Teaching lobby groups have starkly different views on this week's sacking of Moerewa School's board of trustees, with one damning the Education Ministry and another showering praise.
Minister Hekia Parata sacked the board on Monday and installed commissioner Mike Eru to run the school after senior students were welcomed back for term two, despite orders to close the unit and send the students elsewhere.
Post Primary Teachers' Association president Robin Duff congratulated Mrs Parata for her firm stand, saying the school's Year 11-13 results were "seriously questionable".
"Primary schools may have the best of intentions, but it's wrong for them to believe they can adequately provide specialist subject delivery to students over Year 9."
A flaw of the Tomorrow's Schools system was that schools like Moerewa could think they were independent states and forget their responsibility to the tax-payer, Mr Duff said.

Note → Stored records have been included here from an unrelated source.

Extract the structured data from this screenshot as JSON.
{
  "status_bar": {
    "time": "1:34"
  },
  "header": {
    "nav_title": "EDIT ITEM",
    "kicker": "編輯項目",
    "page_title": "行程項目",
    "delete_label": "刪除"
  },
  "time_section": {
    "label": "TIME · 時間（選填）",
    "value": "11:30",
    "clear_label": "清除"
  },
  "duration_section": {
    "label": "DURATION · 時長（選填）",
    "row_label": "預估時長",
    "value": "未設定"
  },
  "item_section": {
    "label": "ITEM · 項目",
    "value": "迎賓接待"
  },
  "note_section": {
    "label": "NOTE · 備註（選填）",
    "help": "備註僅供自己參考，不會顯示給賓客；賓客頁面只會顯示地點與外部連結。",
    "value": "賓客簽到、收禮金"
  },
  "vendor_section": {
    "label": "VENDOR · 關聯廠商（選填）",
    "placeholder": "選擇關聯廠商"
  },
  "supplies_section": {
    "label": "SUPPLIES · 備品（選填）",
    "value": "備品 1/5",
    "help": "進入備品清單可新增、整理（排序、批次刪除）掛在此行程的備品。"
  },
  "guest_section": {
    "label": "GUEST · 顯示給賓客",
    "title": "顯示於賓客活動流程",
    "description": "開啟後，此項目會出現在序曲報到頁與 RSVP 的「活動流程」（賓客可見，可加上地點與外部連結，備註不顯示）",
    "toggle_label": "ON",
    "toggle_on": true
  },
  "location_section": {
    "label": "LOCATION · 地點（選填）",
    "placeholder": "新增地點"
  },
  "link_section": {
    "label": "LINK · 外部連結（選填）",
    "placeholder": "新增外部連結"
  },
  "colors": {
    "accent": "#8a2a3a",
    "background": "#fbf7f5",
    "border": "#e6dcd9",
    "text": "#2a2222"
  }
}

The New Zealand Principals' Federation, however, has taken the opposite tack, with vice-president Phil Harding slamming the Ministry for punishing a school which was successfully raising Maori achievement.
"The decision to sack the Board of Trustees at Moerewa School is a sad day for self-managing schools and their communities.
"Moerewa is a tiny community, working with its people to do all in its power to provide high standards of education, while also achieving success as Maori."
Moerewa School should be celebrated for its efforts and excellent ERO reports - instead it was being punished and its students excluded from their school of choice, Mr Harding said.
"Few schools would come through an NZQA audit of 84 per cent of their students' work unscathed, and the protracted process has kept these students in limbo," he said.
"The Ministry has funded the unit for three years, and it's tragic to see a positive innovation ended in this way."